As agriculture is a state subject, all such reforms need to be implemented while taking states on board.
These implemented in the right spirit with the cooperation of states have the potential to unleash the growth of the agricultural sector. Land reforms by many states, post-Independence consisted of abolition of intermediaries, redistribution of ceiling surplus lands to poor and consolidation of landholdings. Now, with the dynamics of agricultural development, reducing landholding size and the need for occupational mobility by taking surplus manpower from agriculture, land leasing is viewed as an ‘economic necessity’ and not merely as a feature of ‘semi-feudal agrarian structure. Various think tanks and government panels have advocated legalization of land leasing to bring private investments into the sector and conserve agricultural land. In the year 2016, the NITI Aayog had circulated a Model Land Leasing Act to all the states wherein it had given a flexible template to the states to design state-specific legislations. Rent on leased land, period of lease, etc, have been suggested to be freely negotiated by the parties concerned (landowner lessers and lessee cultivators) without any interference from the government.
An inclusive growth agenda requires that tenant farmers’ issues of both debt and insurance be tackled. Agricultural insurance needs to be decoupled from crop loans. Farmers’ assets (crop husbandry, animal husbandry, poultry, horticulture and family assets) need to be insured irrespective of owned or leased-in.

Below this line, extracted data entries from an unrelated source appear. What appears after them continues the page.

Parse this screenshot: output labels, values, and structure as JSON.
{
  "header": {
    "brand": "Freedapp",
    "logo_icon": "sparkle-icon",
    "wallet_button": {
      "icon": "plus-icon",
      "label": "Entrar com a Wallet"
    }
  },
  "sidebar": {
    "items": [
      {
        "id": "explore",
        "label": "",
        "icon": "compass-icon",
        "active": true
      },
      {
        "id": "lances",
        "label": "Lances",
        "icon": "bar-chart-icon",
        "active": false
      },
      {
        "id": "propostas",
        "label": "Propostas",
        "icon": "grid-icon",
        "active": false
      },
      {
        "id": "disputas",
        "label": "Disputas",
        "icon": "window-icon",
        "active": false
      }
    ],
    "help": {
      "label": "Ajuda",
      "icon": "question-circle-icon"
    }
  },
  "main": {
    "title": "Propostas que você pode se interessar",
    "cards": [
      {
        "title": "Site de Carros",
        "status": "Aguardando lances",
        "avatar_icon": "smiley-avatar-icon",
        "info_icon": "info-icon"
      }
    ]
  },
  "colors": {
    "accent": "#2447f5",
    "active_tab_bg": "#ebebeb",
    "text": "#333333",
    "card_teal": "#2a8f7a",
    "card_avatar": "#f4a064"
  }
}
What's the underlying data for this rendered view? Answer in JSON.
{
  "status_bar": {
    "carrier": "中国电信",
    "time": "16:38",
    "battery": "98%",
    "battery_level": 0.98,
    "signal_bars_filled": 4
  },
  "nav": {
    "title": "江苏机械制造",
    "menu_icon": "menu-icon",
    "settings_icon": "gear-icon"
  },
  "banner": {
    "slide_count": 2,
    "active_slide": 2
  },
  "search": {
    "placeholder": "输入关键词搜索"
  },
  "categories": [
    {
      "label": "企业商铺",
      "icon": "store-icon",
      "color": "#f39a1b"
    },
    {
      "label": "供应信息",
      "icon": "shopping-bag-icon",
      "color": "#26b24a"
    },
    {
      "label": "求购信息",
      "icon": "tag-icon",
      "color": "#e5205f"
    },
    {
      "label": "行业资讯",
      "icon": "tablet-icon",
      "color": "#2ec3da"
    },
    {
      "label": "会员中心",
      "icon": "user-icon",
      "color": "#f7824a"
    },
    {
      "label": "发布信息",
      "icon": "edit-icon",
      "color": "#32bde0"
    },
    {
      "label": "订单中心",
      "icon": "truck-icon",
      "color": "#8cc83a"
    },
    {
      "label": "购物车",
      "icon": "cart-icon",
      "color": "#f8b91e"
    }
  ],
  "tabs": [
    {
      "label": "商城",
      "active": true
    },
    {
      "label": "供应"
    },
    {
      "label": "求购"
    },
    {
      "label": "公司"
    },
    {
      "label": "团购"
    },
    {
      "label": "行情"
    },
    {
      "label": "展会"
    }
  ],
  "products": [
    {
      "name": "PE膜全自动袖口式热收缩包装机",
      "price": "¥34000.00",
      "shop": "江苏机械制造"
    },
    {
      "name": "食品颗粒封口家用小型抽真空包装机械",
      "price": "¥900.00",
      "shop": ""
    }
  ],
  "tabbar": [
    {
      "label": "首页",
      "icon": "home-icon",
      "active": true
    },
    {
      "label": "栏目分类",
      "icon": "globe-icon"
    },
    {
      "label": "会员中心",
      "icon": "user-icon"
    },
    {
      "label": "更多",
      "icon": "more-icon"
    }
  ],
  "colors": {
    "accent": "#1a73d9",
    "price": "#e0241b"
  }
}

Other relevant measures for tenant farming may include creating a legal framework for the States, issuance of loan eligibility cards, ensuring that banks lend to cultivators and not owners, creation of web-based land portals after digitizing land records, setting targets for short-term production credit for tenant farmers, formation of JLGs. The other reforms may include Direct Benefit Transfer (DBT) to tenant farmers following an affidavit of self-declared tenancy conditions and crop(s) grown can help significantly. NABARD can also go for creating a separate budget for refinancing schemes associated with the upliftment of tenant farmers. The tenant farmers should also be made a part of the various skill development programmes.